I'm not an academic person and so I struggle a bit with naming things properly in the typesystem, but I think I'm getting the hang of it. Here are some definitions, some public and some private.
The way I see types is that they are like parent / children. This can be visualized in "mind maps" neatly.
If something is "sub" of /lower/inside/contains something larger.
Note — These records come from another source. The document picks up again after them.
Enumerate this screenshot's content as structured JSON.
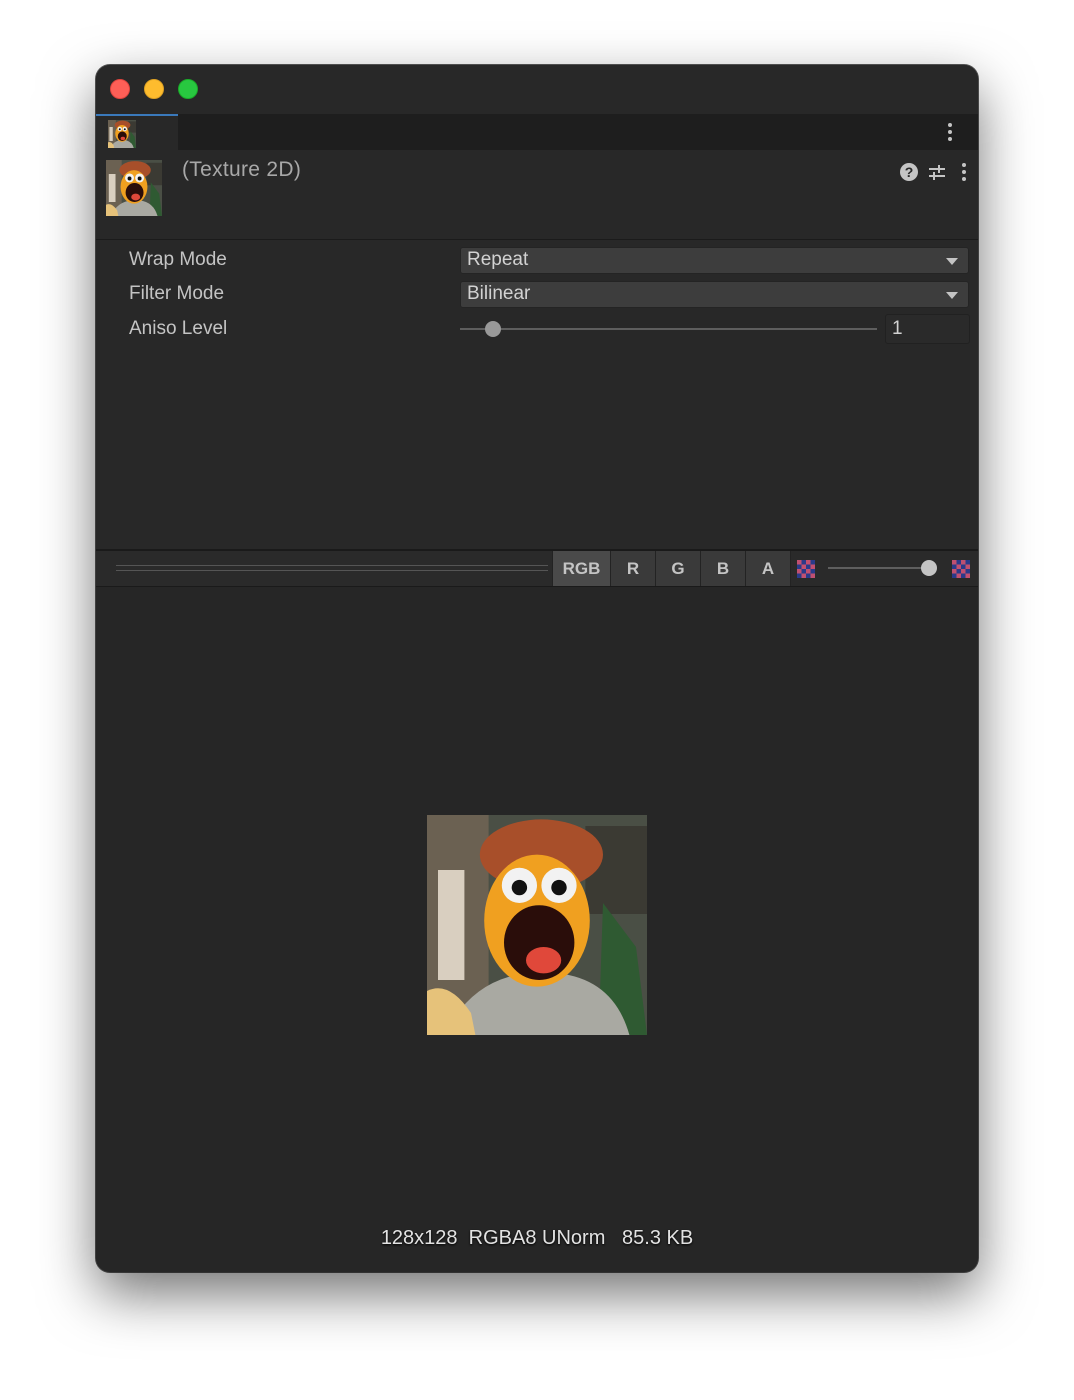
{
  "window": {
    "title_icon": "texture-thumbnail"
  },
  "header": {
    "title": "(Texture 2D)",
    "help_icon": "question-mark-icon",
    "presets_icon": "sliders-icon",
    "menu_icon": "kebab-icon"
  },
  "properties": {
    "wrap_mode": {
      "label": "Wrap Mode",
      "value": "Repeat"
    },
    "filter_mode": {
      "label": "Filter Mode",
      "value": "Bilinear"
    },
    "aniso_level": {
      "label": "Aniso Level",
      "value": "1",
      "slider_fraction": 0.06
    }
  },
  "preview_toolbar": {
    "channels": [
      "RGB",
      "R",
      "G",
      "B",
      "A"
    ],
    "active_channel": "RGB",
    "mip_slider_fraction": 1.0
  },
  "preview": {
    "info": "128x128  RGBA8 UNorm   85.3 KB"
  }
}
For example 1 is a subset of number because number contains all the numbers.
1 is also a subset of 1 | 2 since the set contains 1. But number is not a subset of 1 since 1 does not contain numbers like 2, 4, 100, 1337, 90377, etc.
-- pseduo code
local one = {1}
local number = {1,2,3,4,5,6,7,...} -- all possible numbers
local function is_subset(a, b)
for _, val in ipairs(a) do
if not table.contains(val, b) then
return false, "a is not a subset of b: type b does not contain " .. tostring(val)
end
end
return true
end
assert(is_subset(one, number))
assert(not is_subset(number, one))The logical opposite of subset
local is_superset = function(a, b) return is_subset(b, a) endSomething of which nothing can be a subset of, except itself. It is similar to an atom or unit in other languages.
The analyzer will analyze code in these two different contexts. Locals and environment variables are stored in separate scopes and code behaves a little bit different in each environment. They are 2 different worlds where the typesystem watches and tells you about how the runtime beahves.
local a: *type expression analyzed in "typesystem"* = *runtime expression anlyzed in "runtime"*If a runtime object is given a contract, it cannot be anything that breaks this contract.
local a: 1 .. 5 = 3 -- 3 is within 1 .. 5 so the contract is not broken
a = 1 -- 1 is still within the contract
a = 6 -- the contract was broken, so log an error.To run tests run luajit test/run
I've setup vscode to run the task onsave when a file is saved with the plugin gruntfuggly.triggertaskonsave. This runs on_editor_save.lua which run tests when modifying the core of the language.
I also have a file called test_focus.lua in root which will override the test suite when the file is not empty. This makes it easier for me to debug specific cases.
Teal (https://github.com/teal-language/tl) is a language similar to this, with a much higher likelyhood of succeeding as it does not intend to be as verbose as this project. I'm thinking a nice goal is that I can contribute what I've learned here, be it through tests or other things.